El titular del máximo organismo hemisférico señaló que las principales preocupaciones en la actual etapa del proceso son: la no definición del estatus jurídico de los desmovilizados; la persistencia de los grupos de naturaleza delincuencial vinculados al narcotráfico y surgidos después de la desmovilización de las AUC, especialmente desde la afectación que generan sobre las comunidades; la tardanza en definir el programa de protección a las víctimas; y la necesidad del paso de un apoyo individual a otro que integre a las comunidades en el programa de reintegración de los desmovilizados.

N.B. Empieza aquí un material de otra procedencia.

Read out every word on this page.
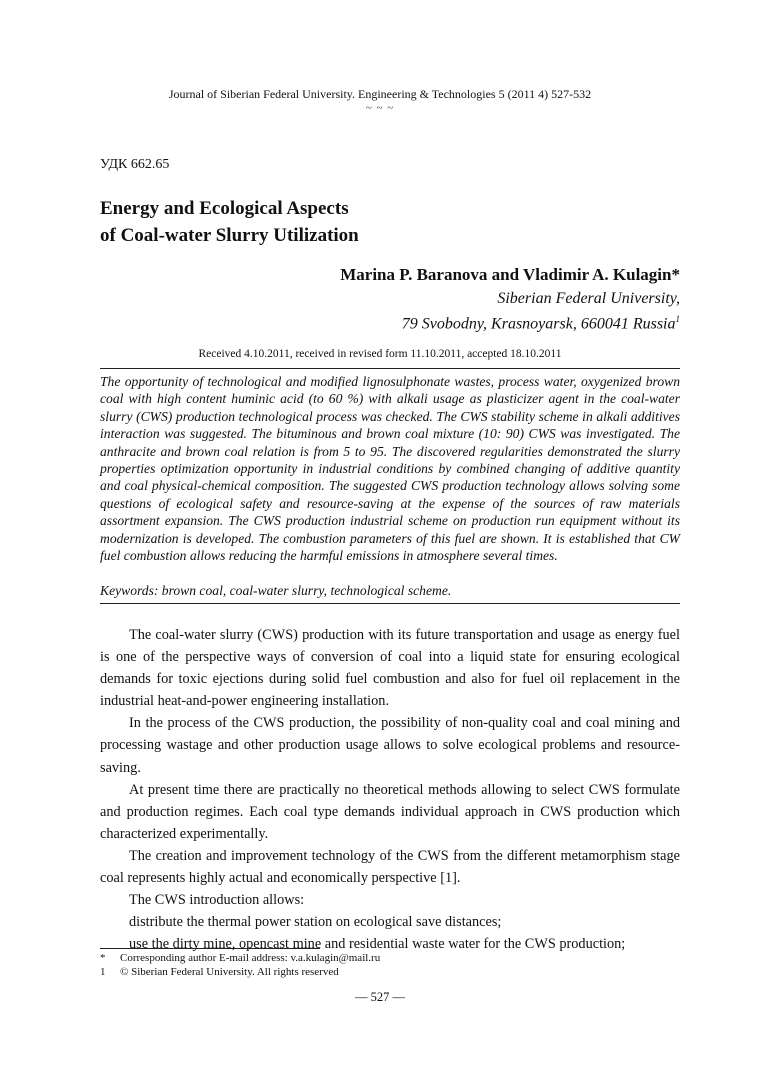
Journal of Siberian Federal University. Engineering & Technologies 5 (2011 4) 527-532
~ ~ ~
УДК 662.65
Energy and Ecological Aspects
of Coal-water Slurry Utilization
Marina P. Baranova and Vladimir A. Kulagin*
Siberian Federal University,
79 Svobodny, Krasnoyarsk, 660041 Russia$^1$
Received 4.10.2011, received in revised form 11.10.2011, accepted 18.10.2011
The opportunity of technological and modified lignosulphonate wastes, process water, oxygenized brown coal with high content huminic acid (to 60 %) with alkali usage as plasticizer agent in the coal-water slurry (CWS) production technological process was checked. The CWS stability scheme in alkali additives interaction was suggested. The bituminous and brown coal mixture (10: 90) CWS was investigated. The anthracite and brown coal relation is from 5 to 95. The discovered regularities demonstrated the slurry properties optimization opportunity in industrial conditions by combined changing of additive quantity and coal physical-chemical composition. The suggested CWS production technology allows solving some questions of ecological safety and resource-saving at the expense of the sources of raw materials assortment expansion. The CWS production industrial scheme on production run equipment without its modernization is developed. The combustion parameters of this fuel are shown. It is established that CW fuel combustion allows reducing the harmful emissions in atmosphere several times.
Keywords: brown coal, coal-water slurry, technological scheme.

The coal-water slurry (CWS) production with its future transportation and usage as energy fuel is one of the perspective ways of conversion of coal into a liquid state for ensuring ecological demands for toxic ejections during solid fuel combustion and also for fuel oil replacement in the industrial heat-and-power engineering installation.

In the process of the CWS production, the possibility of non-quality coal and coal mining and processing wastage and other production usage allows to solve ecological problems and resource-saving.

At present time there are practically no theoretical methods allowing to select CWS formulate and production regimes. Each coal type demands individual approach in CWS production which characterized experimentally.

The creation and improvement technology of the CWS from the different metamorphism stage coal represents highly actual and economically perspective [1].

The CWS introduction allows:

distribute the thermal power station on ecological save distances;

use the dirty mine, opencast mine and residential waste water for the CWS production;

* Corresponding author E-mail address: v.a.kulagin@mail.ru
1 © Siberian Federal University. All rights reserved
— 527 —
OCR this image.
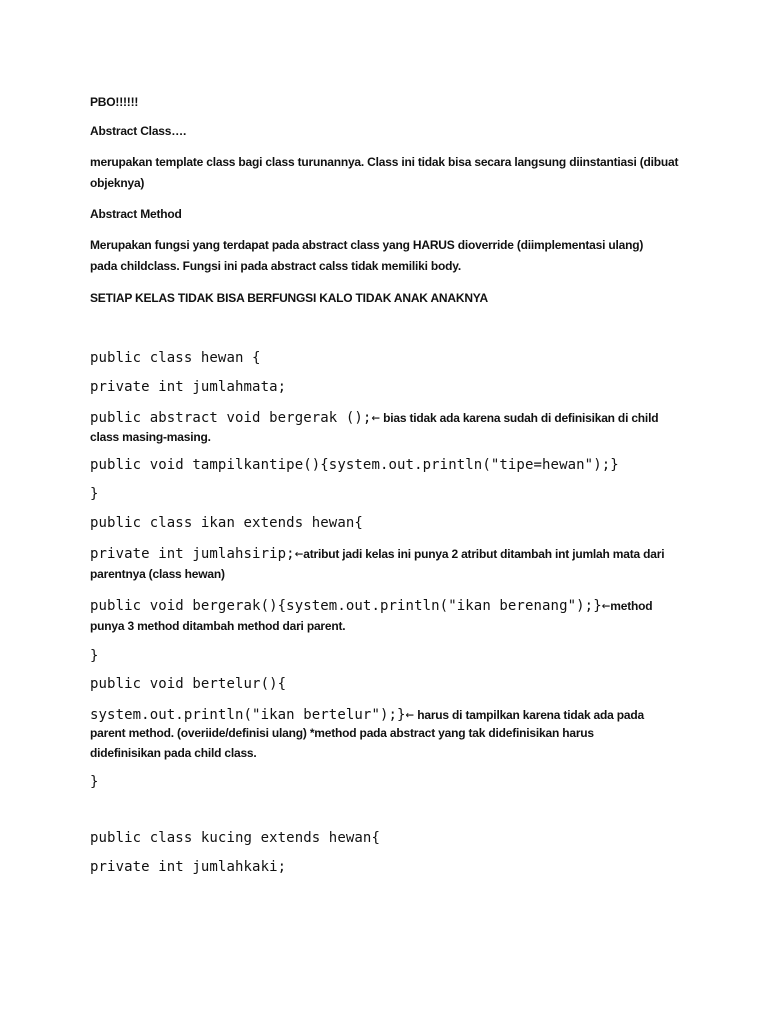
PBO!!!!!!

Abstract Class….

merupakan template class bagi class turunannya. Class ini tidak bisa secara langsung diinstantiasi (dibuat objeknya)

Abstract Method

Merupakan fungsi yang terdapat pada abstract class yang HARUS dioverride (diimplementasi ulang)

pada childclass. Fungsi ini pada abstract calss tidak memiliki body.

SETIAP KELAS TIDAK BISA BERFUNGSI KALO TIDAK ANAK ANAKNYA

public class hewan {

private int jumlahmata;

public abstract void bergerak ();← bias tidak ada karena sudah di definisikan di child

class masing-masing.

public void tampilkantipe(){system.out.println("tipe=hewan");}

}

public class ikan extends hewan{

private int jumlahsirip;←atribut jadi kelas ini punya 2 atribut ditambah int jumlah mata dari

parentnya (class hewan)

public void bergerak(){system.out.println("ikan berenang");}←method

punya 3 method ditambah method dari parent.

}

public void bertelur(){

system.out.println("ikan bertelur");}← harus di tampilkan karena tidak ada pada

parent method. (overiide/definisi ulang) *method pada abstract yang tak didefinisikan harus

didefinisikan pada child class.

}

public class kucing extends hewan{

private int jumlahkaki;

Más adelante, Insulza afirmó que “constituye evidencia para la MAPP/OEA que las facciones armadas que surgieron después de la desmovilización de las autodefensas adquieren un perfil delincuencial que se encuentra vinculado al narcotráfico. No existe evidencia, hasta la fecha, de acciones contrainsurgentes que vinculen a estas estructuras con el concepto y el accionar paramilitar. En algunos casos, incluso, estas organizaciones ilegales vienen estableciendo cierta articulación con grupos de la guerrilla (ELN y FARC)”.

En su momento, el Representante Permanente de Colombia ante la OEA, Embajador Camilo Ospina, agradeció el informe del Secretario General, refiriendo que el mismo contiene “información detallada sobre los avances en lo que tiene que ver con el proceso de desmovilización de la Autodefensas Unidas de Colombia, que señala algunas dificultades que aún persisten a pesar de los esfuerzos realizados, y que contiene las recomendaciones de la Misión”.

“Sea la oportunidad para resaltar lo consignado en el informe respecto a las bandas criminales cuyas actividades delincuenciales han sido motivo de preocupación. Es claro tanto para la MAPP/OEA como para el Gobierno colombiano que estos grupos tienen un perfil delictivo, criminal, y que se encuentran estrechamente vinculados con las actividades del narcotráfico. Es claro que estos grupos delincuenciales no tienen relación alguna con la acción paramilitar, la cual ha desaparecido en la esfera colombiana”, resaltó el diplomático.

Colombia y Nicaragua expresan diferencias

Durante la sesión del Consejo Permanente de la OEA, el Embajador Camilo Ospina hizo uso de la palabra para referirse también a recientes expresiones formuladas por el Presidente de la República de Nicaragua, Daniel Ortega, así como a su decisión de conceder asilo a las ciudadanas colombianas Doris Torres Bohórquez y Martha Pérez Gutiérrez. Estas dos personas se encontraban en el campamento de las FARC, y sobre ellas pesaba una orden de detención emitida por un fiscal ecuatoriano, según relató el Representante colombiano.

Por su parte, el Representante Permanente de Nicaragua, Denis Moncada, manifestó que el Gobierno del Presidente Ortega “tomó una decisión de carácter humanitario en el marco de la Constitución de Nicaragua, del ordenamiento jurídico interno de Nicaragua y de las normas del derecho internacional” en referencia al asilo concedido a Torres y Pérez.